The San Francisco Board of Supervisors has spoken: President Bush must be impeached. It’s a political earthquake that is shaking the establishment across the country.

OK, maybe across San Francisco Bay, to Berkeley.

Some critics of the president welcomed the latest attempt by San Francisco’s governing board to insert itself into national and world affairs. Others rolled their eyes.

“This should certainly force a special convening of Congress,” San Francisco’s Democratic mayor, Gavin Newsom, said sarcastically. “I’m surprised the president himself didn’t shorten his trip to India to deal with it.”

San Francisco this week became the biggest of the scattered Left Coast bastions to pass such measures. Others include Santa Cruz and Arcata.

The resolution continues a long tradition of antipathy between Bush and San Francisco, a city he has never visited as president.

State politicians dismissive
“San Francisco is a fabulous place, but most Americans don’t take their political cues from the city by the bay,” said Republican National Committee spokeswoman Tracey Schmitt.

Rep. Nancy Pelosi, the liberal Democrat and fierce Bush critic whose district includes much of San Francisco, urged the president’s opponents to channel their anger instead into the 2006 congressional and 2008 presidential campaigns.

And Democratic Sen. Dianne Feinstein, herself a former mayor of San Francisco, said dismissively of San Francisco’s supervisors: “It would seem to me that there is plenty to occupy them on civic issues.”

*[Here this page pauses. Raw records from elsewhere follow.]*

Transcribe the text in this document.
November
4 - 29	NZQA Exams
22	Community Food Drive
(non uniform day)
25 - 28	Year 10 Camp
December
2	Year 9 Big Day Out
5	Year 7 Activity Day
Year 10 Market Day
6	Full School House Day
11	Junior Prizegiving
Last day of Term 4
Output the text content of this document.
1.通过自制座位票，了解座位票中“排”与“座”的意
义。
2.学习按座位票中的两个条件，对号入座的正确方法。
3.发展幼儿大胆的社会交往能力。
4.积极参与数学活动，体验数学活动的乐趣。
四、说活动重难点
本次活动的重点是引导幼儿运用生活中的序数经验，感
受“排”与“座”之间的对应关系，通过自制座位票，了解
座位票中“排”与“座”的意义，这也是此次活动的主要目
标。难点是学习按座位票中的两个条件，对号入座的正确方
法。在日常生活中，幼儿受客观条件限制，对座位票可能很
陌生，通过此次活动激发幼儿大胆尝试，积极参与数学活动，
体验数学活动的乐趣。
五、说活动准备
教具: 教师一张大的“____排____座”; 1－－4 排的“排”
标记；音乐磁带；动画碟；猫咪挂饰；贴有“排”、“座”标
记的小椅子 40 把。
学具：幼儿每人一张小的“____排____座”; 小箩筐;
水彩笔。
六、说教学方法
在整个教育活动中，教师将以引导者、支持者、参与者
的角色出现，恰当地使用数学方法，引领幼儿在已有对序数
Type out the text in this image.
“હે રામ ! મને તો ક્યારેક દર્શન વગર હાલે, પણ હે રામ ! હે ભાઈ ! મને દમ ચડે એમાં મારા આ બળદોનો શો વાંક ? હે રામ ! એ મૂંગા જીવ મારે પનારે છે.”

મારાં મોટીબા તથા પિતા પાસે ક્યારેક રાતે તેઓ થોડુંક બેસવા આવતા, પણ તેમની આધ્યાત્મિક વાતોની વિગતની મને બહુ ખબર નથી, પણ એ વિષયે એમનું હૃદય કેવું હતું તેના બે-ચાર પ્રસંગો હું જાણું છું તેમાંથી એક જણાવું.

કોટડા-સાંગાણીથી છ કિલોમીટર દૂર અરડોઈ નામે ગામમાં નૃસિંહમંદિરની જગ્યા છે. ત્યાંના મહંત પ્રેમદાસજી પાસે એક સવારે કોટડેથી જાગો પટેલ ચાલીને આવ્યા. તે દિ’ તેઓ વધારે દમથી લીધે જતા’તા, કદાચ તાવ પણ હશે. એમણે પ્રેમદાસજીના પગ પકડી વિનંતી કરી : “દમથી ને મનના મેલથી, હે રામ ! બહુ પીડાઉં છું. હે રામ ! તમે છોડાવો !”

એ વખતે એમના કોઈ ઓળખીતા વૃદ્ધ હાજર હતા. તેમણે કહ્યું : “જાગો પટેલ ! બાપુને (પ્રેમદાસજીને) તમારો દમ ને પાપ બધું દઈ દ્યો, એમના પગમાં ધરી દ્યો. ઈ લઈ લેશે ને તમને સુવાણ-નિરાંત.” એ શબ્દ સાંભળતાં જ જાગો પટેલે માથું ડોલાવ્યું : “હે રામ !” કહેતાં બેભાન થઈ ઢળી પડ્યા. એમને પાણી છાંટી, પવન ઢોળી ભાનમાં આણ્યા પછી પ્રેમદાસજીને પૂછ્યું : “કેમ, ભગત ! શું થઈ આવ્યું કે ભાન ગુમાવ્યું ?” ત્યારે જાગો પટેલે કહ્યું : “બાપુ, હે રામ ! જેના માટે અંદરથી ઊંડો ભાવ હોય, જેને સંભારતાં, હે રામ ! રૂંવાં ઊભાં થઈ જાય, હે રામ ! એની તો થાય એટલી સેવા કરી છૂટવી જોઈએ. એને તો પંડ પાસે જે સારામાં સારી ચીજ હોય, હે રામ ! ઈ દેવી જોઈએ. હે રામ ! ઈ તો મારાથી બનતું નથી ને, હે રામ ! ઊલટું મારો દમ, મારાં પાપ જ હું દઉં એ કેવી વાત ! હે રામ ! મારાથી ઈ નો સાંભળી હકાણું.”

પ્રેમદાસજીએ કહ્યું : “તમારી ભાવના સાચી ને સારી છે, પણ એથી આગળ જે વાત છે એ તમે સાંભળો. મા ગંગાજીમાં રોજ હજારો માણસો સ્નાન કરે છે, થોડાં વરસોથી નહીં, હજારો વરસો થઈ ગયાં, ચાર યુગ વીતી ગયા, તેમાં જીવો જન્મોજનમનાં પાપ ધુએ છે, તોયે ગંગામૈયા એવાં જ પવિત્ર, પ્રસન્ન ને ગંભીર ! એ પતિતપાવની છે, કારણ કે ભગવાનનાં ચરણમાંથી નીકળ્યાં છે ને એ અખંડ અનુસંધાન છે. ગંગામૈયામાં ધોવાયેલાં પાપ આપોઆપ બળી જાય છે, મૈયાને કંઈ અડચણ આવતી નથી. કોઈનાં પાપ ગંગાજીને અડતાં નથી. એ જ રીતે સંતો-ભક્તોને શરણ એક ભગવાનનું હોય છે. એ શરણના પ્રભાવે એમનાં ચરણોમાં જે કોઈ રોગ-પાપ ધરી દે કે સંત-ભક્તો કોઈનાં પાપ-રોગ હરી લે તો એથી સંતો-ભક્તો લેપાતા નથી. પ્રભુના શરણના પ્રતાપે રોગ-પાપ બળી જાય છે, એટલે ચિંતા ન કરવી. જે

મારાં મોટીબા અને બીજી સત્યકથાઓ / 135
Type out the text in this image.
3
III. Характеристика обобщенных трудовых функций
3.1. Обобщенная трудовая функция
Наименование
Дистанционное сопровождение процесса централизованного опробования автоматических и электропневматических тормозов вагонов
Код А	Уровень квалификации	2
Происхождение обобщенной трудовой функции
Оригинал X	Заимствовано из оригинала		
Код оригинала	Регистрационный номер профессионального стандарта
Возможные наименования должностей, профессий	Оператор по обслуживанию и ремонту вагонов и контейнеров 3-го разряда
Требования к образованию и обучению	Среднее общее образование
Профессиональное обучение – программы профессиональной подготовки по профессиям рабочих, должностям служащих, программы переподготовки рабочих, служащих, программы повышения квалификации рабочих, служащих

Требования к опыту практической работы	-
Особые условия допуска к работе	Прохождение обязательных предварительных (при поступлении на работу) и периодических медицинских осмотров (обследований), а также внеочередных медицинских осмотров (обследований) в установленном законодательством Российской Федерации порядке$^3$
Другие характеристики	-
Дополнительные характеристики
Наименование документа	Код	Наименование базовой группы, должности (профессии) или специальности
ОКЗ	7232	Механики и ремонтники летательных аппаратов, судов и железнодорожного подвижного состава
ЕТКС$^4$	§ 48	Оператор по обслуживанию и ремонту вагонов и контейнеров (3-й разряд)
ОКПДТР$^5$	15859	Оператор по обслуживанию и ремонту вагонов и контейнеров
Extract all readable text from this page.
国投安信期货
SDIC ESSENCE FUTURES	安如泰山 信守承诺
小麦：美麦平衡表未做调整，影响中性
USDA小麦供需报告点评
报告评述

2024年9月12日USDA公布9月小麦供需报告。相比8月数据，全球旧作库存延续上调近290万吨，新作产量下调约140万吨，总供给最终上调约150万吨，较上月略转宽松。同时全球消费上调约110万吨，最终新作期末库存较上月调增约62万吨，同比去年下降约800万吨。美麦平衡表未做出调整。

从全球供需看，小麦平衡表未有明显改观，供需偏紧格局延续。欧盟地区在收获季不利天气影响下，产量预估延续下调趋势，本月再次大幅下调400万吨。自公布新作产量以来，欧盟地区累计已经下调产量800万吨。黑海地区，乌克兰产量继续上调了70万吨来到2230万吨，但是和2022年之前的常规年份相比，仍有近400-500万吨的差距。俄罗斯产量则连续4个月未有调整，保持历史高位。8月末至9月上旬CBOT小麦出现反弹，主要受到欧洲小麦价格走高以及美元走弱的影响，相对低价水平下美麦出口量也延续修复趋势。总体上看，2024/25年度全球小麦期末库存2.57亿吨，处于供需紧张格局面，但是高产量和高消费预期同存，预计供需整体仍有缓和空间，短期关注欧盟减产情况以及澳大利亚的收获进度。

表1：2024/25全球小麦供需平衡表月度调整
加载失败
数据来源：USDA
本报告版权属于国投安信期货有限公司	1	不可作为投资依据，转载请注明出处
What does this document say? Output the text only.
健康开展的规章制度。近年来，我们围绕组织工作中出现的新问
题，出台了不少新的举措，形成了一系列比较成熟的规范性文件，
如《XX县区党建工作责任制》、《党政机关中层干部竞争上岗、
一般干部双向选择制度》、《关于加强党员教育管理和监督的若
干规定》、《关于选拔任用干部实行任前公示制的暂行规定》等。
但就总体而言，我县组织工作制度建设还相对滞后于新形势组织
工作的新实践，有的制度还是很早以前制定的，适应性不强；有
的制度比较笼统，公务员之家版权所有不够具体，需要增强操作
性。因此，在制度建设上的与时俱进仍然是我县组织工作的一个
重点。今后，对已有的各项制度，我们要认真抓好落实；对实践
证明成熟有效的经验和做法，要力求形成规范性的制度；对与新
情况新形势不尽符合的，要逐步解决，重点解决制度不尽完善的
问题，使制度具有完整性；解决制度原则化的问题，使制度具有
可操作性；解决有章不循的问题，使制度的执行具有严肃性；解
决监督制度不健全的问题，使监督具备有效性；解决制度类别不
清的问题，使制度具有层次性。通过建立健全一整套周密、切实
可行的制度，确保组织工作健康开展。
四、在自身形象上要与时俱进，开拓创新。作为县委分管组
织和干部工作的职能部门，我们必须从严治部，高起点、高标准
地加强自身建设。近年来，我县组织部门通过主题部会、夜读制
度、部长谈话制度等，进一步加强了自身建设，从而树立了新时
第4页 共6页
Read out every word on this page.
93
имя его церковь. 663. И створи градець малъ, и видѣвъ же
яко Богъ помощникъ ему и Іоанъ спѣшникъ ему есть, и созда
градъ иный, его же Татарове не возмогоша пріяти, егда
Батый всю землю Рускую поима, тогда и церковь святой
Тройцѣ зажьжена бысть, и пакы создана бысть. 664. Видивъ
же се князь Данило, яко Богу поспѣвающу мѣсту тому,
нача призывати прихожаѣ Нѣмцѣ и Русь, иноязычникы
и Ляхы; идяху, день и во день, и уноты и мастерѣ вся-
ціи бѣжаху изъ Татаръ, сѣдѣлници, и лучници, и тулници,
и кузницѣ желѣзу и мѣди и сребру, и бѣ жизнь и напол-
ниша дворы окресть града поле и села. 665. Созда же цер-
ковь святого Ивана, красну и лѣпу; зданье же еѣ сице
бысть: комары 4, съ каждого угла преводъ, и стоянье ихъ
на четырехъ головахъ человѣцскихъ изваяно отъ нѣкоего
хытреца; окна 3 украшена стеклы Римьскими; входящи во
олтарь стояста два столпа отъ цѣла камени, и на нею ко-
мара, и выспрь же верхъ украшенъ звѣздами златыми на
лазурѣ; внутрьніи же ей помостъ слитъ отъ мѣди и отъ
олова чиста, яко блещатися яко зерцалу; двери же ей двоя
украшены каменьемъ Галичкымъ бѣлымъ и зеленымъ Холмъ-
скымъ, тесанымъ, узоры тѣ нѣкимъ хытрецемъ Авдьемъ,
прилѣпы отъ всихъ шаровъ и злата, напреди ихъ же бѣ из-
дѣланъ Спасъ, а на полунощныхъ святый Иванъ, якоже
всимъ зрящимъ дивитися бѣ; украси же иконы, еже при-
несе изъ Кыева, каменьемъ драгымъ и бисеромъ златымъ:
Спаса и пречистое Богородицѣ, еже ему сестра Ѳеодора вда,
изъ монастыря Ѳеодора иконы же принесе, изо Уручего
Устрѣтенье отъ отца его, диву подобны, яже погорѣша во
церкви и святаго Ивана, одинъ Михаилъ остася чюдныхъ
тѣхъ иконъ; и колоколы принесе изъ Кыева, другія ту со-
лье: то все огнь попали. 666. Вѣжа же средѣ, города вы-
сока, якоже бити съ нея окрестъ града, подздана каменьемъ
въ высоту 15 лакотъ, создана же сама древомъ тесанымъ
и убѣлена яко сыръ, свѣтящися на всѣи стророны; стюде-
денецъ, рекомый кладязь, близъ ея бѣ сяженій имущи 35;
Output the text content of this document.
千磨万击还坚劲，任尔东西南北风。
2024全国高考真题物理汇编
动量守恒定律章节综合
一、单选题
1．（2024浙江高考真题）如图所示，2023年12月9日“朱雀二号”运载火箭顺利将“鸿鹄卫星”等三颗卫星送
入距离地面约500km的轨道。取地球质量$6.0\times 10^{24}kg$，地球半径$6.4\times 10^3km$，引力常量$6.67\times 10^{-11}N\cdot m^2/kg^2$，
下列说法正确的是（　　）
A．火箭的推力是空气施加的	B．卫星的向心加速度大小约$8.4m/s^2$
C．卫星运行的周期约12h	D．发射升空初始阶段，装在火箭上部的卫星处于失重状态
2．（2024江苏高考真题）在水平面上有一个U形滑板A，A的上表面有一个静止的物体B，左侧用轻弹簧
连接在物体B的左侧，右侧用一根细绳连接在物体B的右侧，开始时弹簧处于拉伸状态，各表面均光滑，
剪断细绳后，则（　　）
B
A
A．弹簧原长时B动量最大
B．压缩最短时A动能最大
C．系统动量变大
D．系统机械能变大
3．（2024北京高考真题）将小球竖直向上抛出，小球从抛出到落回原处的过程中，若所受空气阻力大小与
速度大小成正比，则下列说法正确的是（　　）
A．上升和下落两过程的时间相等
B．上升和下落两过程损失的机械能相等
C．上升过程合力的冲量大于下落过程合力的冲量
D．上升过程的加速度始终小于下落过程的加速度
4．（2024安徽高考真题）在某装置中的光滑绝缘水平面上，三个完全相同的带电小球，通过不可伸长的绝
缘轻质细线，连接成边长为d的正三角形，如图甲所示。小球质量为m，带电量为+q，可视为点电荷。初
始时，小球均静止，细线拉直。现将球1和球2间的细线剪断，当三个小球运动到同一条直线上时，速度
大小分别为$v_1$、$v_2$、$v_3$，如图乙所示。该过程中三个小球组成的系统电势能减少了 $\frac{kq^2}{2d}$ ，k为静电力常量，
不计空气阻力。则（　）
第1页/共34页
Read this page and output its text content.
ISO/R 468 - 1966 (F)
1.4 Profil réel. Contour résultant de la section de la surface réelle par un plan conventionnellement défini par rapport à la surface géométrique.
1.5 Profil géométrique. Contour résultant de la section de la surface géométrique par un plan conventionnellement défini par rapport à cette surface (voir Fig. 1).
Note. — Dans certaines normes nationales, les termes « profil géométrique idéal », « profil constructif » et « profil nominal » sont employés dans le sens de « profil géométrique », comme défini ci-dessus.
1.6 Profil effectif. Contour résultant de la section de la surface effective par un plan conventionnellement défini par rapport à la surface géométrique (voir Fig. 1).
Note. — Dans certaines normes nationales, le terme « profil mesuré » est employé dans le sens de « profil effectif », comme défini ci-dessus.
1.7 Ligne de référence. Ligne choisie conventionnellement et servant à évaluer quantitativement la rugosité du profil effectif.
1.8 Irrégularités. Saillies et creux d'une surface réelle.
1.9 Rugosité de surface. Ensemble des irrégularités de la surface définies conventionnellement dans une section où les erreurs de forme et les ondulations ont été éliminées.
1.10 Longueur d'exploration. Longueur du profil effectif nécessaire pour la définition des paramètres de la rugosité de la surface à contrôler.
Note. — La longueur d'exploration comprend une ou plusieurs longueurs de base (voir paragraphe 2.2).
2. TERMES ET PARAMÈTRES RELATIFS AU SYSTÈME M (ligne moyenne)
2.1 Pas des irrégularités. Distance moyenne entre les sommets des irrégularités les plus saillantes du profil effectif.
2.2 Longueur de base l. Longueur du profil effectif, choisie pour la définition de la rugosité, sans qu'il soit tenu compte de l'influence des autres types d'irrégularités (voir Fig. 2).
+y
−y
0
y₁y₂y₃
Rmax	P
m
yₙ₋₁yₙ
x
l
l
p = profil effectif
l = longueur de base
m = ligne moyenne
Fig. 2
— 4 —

The measure accuses Bush and Vice President Dick Cheney of misleading the country into the war, condoning torture, mishandling the response to Hurricane Katrina and authorizing illegal domestic wiretapping.

“On a list of 4,000 or 5,000 things I’m focused on, it’s not even on that list,” the mayor said in an interview. “It’s an expression of frustration, and it’s something the majority of San Franciscans probably feel.”

In the past year, the board has passed resolutions:

  • Condemning the persecution of Falun Gong practitioners in China.
  • Insisting that the U.S. government comply with international laws on the use of torture.
  • Urging Congress to demand that Bush withdraw American troops from Iraq.
  • Demanding that Fox News fire Bill O’Reilly. (Newsom signed that one.)